Plaintiffs hugely gratified by the appeals court’s reversal of the lower court’s dismissal of the employee restriction case.

Lieff Cabraser represents fast-food employees in a series of lawsuits challenging the practices of fast-food franchises that illegally restrict employee mobility, advancement, and pay. The complaints allege the restaurants’ practices of restricting employees from being hired at other same-franchise stores violate antitrust law and cause worker wages to be lower than they should be. The practices also significantly limit employees’ career mobility and advancement. In late August 2022, the Eleventh Circuit Court of Appeals reversed the trial court’s decision to dismiss Lieff Cabraser’s “no-poach” employee pay and mobility restriction case against the fast food chain Burger King.
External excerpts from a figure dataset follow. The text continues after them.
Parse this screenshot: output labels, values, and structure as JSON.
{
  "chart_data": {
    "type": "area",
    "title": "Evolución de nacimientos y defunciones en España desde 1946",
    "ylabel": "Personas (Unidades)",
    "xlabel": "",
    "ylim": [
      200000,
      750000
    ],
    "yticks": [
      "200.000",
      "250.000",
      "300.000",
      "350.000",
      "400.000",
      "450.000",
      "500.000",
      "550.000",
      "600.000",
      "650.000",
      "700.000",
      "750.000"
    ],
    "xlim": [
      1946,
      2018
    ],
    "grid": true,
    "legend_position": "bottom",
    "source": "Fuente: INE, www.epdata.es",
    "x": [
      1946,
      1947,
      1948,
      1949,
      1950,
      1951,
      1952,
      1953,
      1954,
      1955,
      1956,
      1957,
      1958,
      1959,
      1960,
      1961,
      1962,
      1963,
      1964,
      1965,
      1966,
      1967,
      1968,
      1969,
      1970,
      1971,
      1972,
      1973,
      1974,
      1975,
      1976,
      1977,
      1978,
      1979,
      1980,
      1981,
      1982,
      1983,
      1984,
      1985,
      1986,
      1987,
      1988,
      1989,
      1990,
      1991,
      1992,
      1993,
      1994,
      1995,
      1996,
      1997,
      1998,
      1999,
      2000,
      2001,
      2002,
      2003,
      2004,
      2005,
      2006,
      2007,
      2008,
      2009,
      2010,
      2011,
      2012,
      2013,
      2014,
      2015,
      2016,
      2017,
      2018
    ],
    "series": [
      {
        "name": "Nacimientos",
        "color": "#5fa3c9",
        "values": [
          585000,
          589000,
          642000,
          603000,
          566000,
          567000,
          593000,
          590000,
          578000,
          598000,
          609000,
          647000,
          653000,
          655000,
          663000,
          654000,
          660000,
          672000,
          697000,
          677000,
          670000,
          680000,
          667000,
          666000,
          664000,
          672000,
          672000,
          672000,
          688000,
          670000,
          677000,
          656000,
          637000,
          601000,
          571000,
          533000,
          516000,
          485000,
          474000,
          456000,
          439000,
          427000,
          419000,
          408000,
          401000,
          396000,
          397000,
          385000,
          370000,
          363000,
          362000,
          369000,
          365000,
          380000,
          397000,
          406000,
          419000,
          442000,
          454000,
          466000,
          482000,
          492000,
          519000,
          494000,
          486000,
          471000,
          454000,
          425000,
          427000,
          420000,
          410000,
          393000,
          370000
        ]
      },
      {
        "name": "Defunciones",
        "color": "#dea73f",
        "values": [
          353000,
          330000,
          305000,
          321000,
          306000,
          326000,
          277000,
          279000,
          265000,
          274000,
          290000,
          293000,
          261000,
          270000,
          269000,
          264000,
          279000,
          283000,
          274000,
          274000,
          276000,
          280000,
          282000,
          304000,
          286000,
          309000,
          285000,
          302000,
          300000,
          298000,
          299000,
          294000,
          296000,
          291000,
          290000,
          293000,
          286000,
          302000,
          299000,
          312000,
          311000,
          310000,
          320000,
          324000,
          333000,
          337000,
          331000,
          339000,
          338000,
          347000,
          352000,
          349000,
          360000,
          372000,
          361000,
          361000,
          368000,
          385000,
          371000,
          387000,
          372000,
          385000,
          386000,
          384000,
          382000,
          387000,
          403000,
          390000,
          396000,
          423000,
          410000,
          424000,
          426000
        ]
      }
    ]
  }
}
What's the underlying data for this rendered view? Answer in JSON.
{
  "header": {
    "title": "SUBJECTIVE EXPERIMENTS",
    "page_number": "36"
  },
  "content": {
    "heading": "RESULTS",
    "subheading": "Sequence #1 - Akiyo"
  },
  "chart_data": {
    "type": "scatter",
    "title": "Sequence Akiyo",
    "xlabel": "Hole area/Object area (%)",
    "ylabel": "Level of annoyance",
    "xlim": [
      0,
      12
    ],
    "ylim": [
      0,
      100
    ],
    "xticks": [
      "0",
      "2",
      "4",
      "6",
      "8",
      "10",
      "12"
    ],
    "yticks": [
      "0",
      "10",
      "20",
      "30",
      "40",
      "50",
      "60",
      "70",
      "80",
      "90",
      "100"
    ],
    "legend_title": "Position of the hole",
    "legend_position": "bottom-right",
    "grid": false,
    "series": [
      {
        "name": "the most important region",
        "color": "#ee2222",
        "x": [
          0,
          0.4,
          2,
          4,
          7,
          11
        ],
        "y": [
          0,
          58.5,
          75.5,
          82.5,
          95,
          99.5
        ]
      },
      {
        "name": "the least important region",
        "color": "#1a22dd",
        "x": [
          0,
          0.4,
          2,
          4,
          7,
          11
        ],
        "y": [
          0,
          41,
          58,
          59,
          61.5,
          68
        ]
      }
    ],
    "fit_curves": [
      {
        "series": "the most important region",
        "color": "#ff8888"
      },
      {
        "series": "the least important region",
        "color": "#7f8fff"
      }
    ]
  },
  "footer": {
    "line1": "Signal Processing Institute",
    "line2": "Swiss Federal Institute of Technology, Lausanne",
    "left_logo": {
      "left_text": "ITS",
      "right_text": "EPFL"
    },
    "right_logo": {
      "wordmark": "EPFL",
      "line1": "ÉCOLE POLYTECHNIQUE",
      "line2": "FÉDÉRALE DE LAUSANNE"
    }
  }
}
The trial court had earlier dismissed the Burger King no-poach case on the presumption that antitrust laws should treat these chains as a common enterprise or corporation, but the Eleventh Circuit Court of Appeals reversed the lower court’s dismissal on the theory that each franchisee makes its own decisions and pursues its own economic interests in the labor market. This ruling by the Eleventh Circuit is the first of its kind by a Court of Appeals, and is expected to greatly impact how franchise systems operate with respect to labor and antitrust laws moving forward.